Neretvanac
- Full name: NK Neretvanac Opuzen
- Founded: 1932; 94 years ago
- Ground: Stadion Podvornica, Opuzen, Croatia
- Capacity: 3,000
- President: Denis Deak
- Head coach: Josip Tošić
- League: 3. NL – South
| Home colours | Away colours |

= NK Neretvanac Opuzen =

NK Neretvanac Opuzen is a Croatian professional football club from Opuzen founded in 1932, currently playing in the 3. NL – South. Neretvanac played four seasons in the Croatian second division in the 1990s. The club is named after the river which runs through Opuzen.

==History==
In 1976, Neretvanac hosted Hajduk Split in a friendly organised after Opuzen fans sent in over 50,000 coupons to match sponsor Slobodna Dalmacija. Hajduk won 6:0 in front of 6,000 spectators, which was noted to be twice the number the population of Opuzen at the time.

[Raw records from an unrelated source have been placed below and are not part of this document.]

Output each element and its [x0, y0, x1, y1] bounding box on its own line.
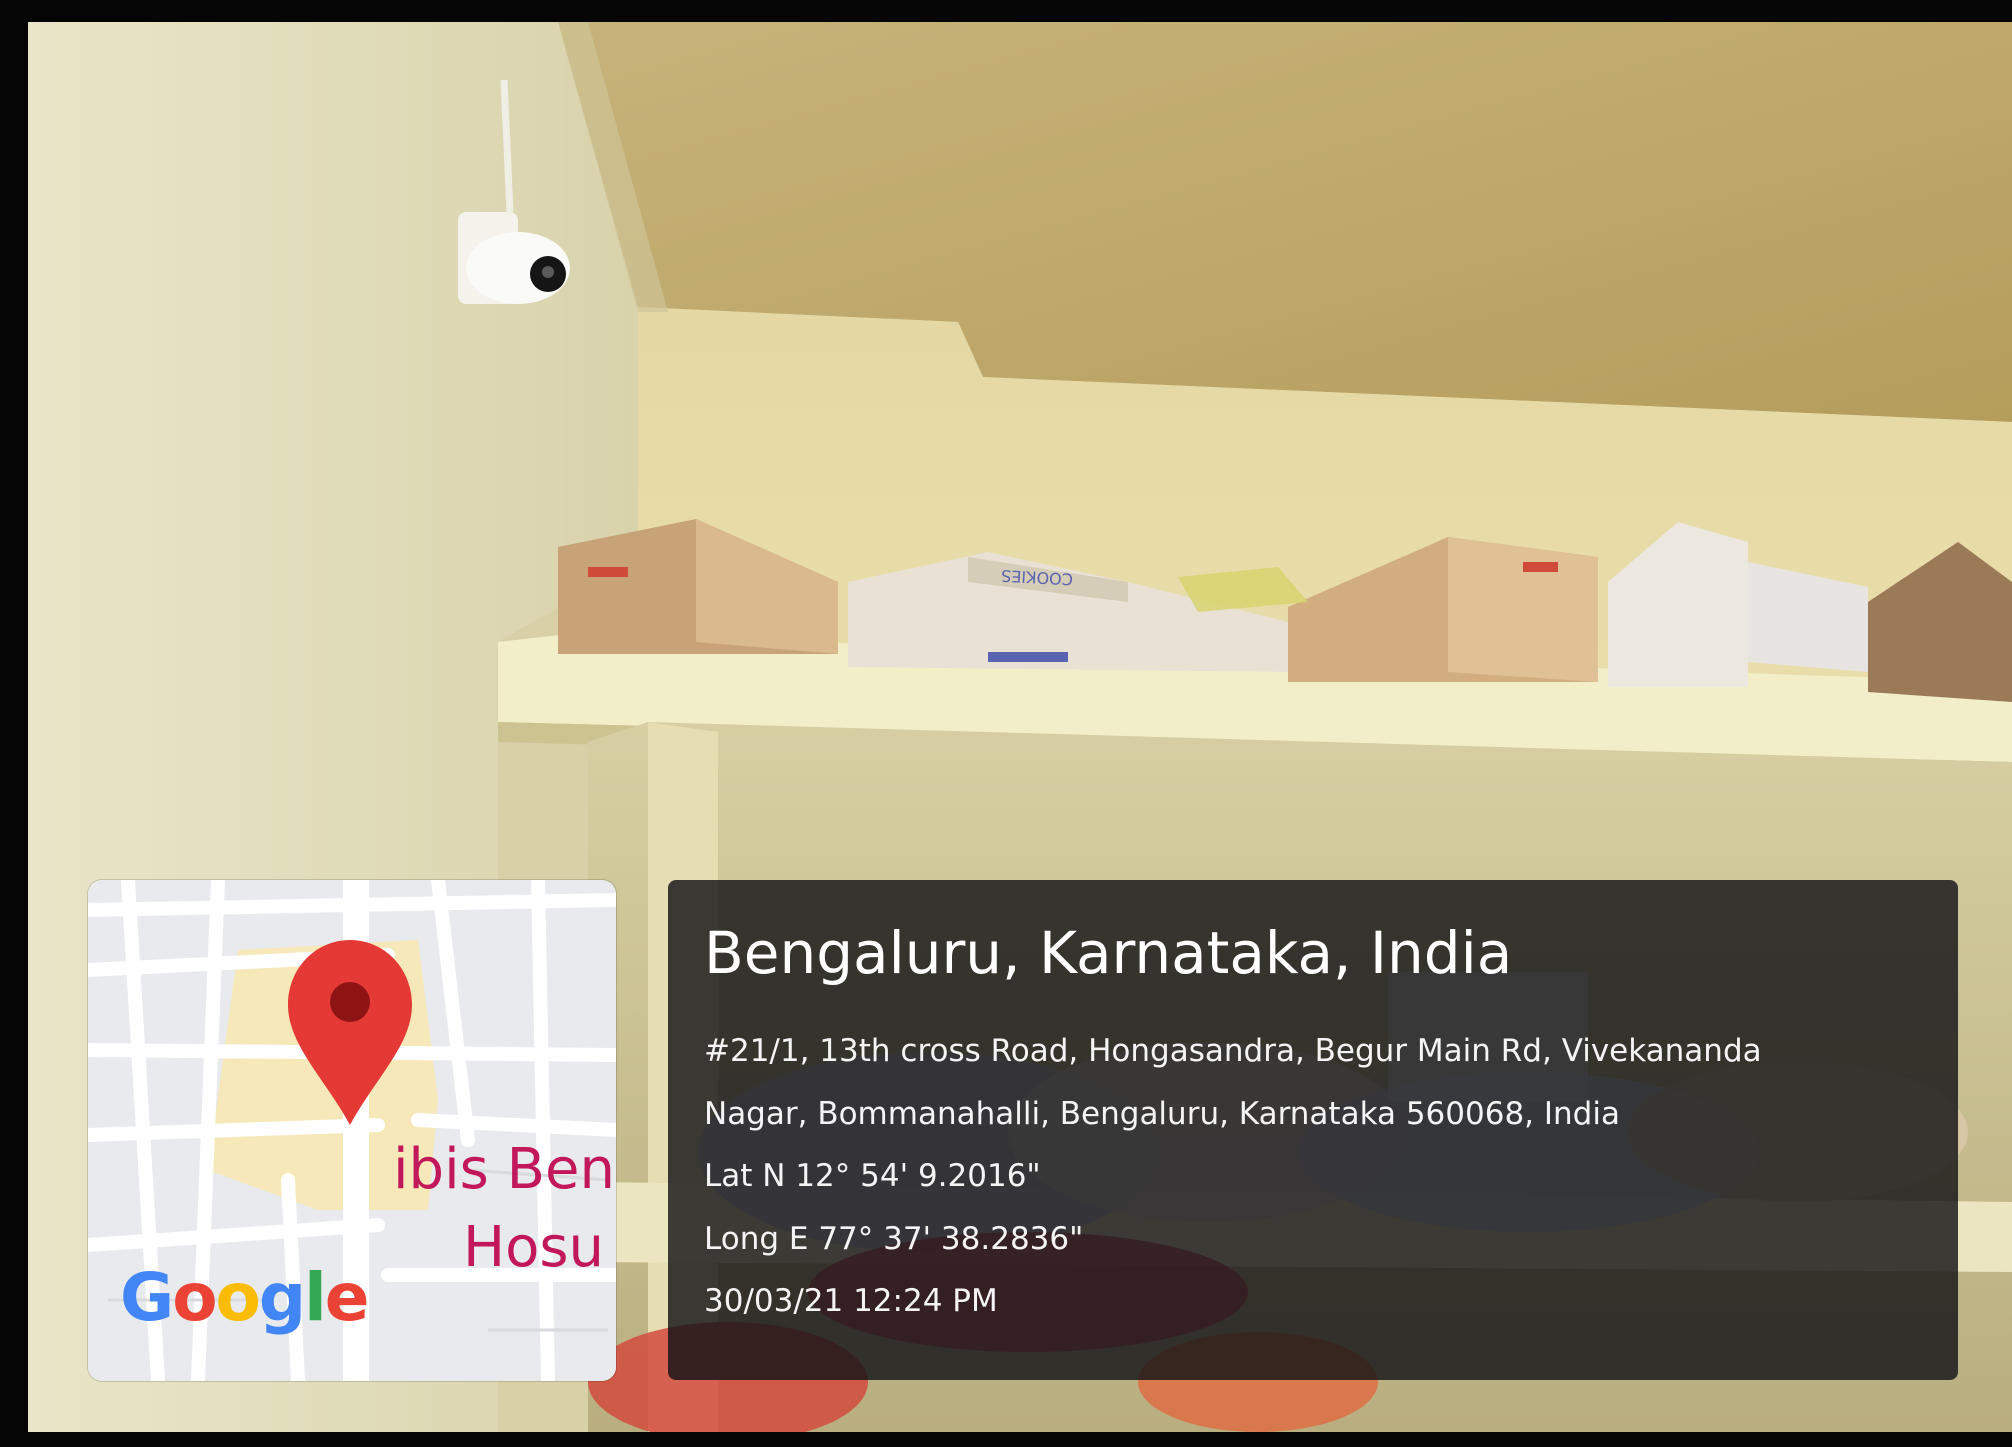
- google-logo-letter: o: [172, 1259, 217, 1336]
- google-logo-letter: o: [215, 1259, 261, 1336]
- map-place-label: ibis Ben: [393, 1137, 616, 1202]
- box-print: COOKIES: [1001, 566, 1074, 589]
- google-logo-letter: e: [324, 1259, 370, 1336]
- map-place-label-2: Hosu: [463, 1215, 605, 1280]
- map-thumbnail[interactable]: ibis Ben Hosu Google: [88, 880, 616, 1381]
- google-logo-letter: g: [258, 1259, 306, 1336]
- city-heading: Bengaluru, Karnataka, India: [704, 919, 1513, 987]
- google-logo-letter: l: [304, 1259, 327, 1336]
- timestamp-text: 30/03/21 12:24 PM: [704, 1283, 998, 1319]
- google-logo-letter: G: [120, 1259, 174, 1336]
- address-line-1: #21/1, 13th cross Road, Hongasandra, Beg…: [704, 1033, 1762, 1069]
- latitude-text: Lat N 12° 54' 9.2016": [704, 1158, 1041, 1194]
- address-line-2: Nagar, Bommanahalli, Bengaluru, Karnatak…: [704, 1096, 1620, 1132]
- photo-frame: COOKIES ibis Ben Hosu Google Bengaluru, …: [0, 0, 2012, 1447]
- google-logo: Google: [120, 1259, 370, 1336]
- location-info-panel: Bengaluru, Karnataka, India #21/1, 13th …: [668, 880, 1958, 1380]
- longitude-text: Long E 77° 37' 38.2836": [704, 1221, 1084, 1257]
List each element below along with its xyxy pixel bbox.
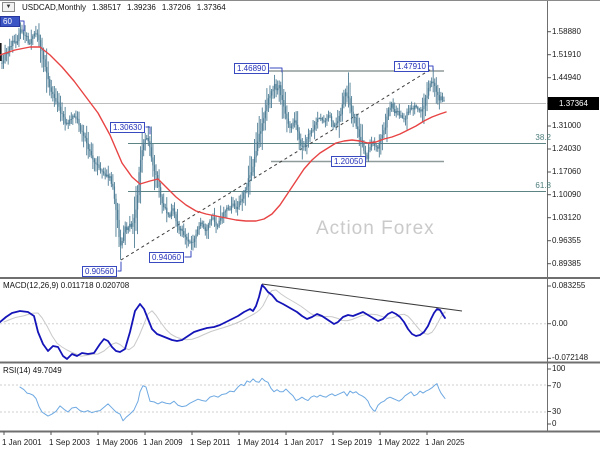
open-value: 1.38517 — [92, 2, 121, 12]
time-tick-label: 1 Jan 2017 — [284, 438, 324, 447]
chart-titlebar: ▼ USDCAD,Monthly 1.38517 1.39236 1.37206… — [2, 2, 226, 12]
price-callout[interactable]: 0.94060 — [149, 252, 184, 263]
close-value: 1.37364 — [196, 2, 226, 12]
macd-axis-label: 0.083255 — [552, 281, 586, 290]
price-tick-label: 1.17060 — [552, 167, 581, 176]
rsi-indicator-label: RSI(14) 49.7049 — [3, 366, 62, 375]
time-tick-label: 1 May 2014 — [237, 438, 279, 447]
chart-canvas[interactable] — [0, 1, 600, 451]
time-tick-label: 1 Sep 2011 — [190, 438, 231, 447]
price-callout[interactable]: 1.46890 — [234, 63, 269, 74]
rsi-axis-label: 30 — [552, 406, 561, 416]
macd-axis-label: -0.072148 — [552, 353, 589, 363]
price-tick-label: 1.51910 — [552, 49, 581, 59]
price-callout[interactable]: 60 — [0, 16, 20, 27]
rsi-axis-label: 70 — [552, 380, 561, 390]
current-price-tag: 1.37364 — [548, 97, 599, 110]
fib-level-label: 61.8 — [535, 180, 551, 190]
fib-level-label: 38.2 — [535, 132, 551, 142]
price-callout[interactable]: 1.20050 — [331, 156, 366, 167]
trading-chart-window: ▼ USDCAD,Monthly 1.38517 1.39236 1.37206… — [0, 0, 600, 451]
symbol-timeframe-label: USDCAD,Monthly — [22, 2, 87, 12]
time-tick-label: 1 Sep 2003 — [49, 438, 90, 447]
macd-indicator-label: MACD(12,26,9) 0.011718 0.020708 — [3, 281, 130, 290]
price-tick-label: 1.31000 — [552, 121, 581, 130]
time-tick-label: 1 May 2006 — [96, 438, 138, 447]
price-tick-label: 1.24030 — [552, 144, 581, 153]
price-tick-label: 1.10090 — [552, 189, 581, 199]
rsi-axis-label: 100 — [552, 364, 566, 373]
time-tick-label: 1 Jan 2009 — [143, 438, 183, 447]
price-tick-label: 0.89385 — [552, 258, 581, 268]
time-tick-label: 1 Jan 2001 — [2, 438, 42, 447]
price-tick-label: 1.03120 — [552, 212, 581, 222]
rsi-axis-label: 0 — [552, 419, 557, 428]
price-callout[interactable]: 0.90560 — [82, 266, 117, 277]
high-value: 1.39236 — [126, 2, 156, 12]
time-tick-label: 1 Jan 2025 — [425, 438, 465, 447]
time-tick-label: 1 May 2022 — [378, 438, 420, 447]
macd-axis-label: 0.00 — [552, 318, 568, 328]
time-tick-label: 1 Sep 2019 — [331, 438, 372, 447]
price-tick-label: 1.58880 — [552, 26, 581, 36]
symbol-dropdown-icon[interactable]: ▼ — [2, 2, 15, 12]
low-value: 1.37206 — [161, 2, 191, 12]
price-tick-label: 0.96355 — [552, 235, 581, 245]
price-callout[interactable]: 1.30630 — [110, 122, 145, 133]
price-tick-label: 1.44940 — [552, 72, 581, 82]
watermark: Action Forex — [316, 218, 435, 239]
price-callout[interactable]: 1.47910 — [394, 61, 429, 72]
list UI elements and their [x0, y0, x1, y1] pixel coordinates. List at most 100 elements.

Neretvanac played in the Croatian second division from independence to 1995, when they finished last and were relegated.

NK Neretvanac most recently qualified for the 2016 Croatian Cup, losing to NK Istra 1961 in the first round.

In 2017, Neretvanac signed a cooperative development agreement with nearby 1.HNL club Hajduk Split.

==Derby==
NK Neretvanac share a longstanding rivalry with NK Neretva from Metković, entitled "El Clasico" which dates back to 1946. NK Neretva won the first derby match 3–0. They also have a smaller derby with Jadran Ploče.

| As of 2021 | GP | W | D | L |
|---|---|---|---|---|
| All | 54 | 24 | 14 | 16 |

== Former players ==
- Marko Grgić
- Nikola Katić (2014–15) returned to Neretvanac after joining Hajduk Split and being placed in their reserves team. Katić was capped once by Croatia in 2017.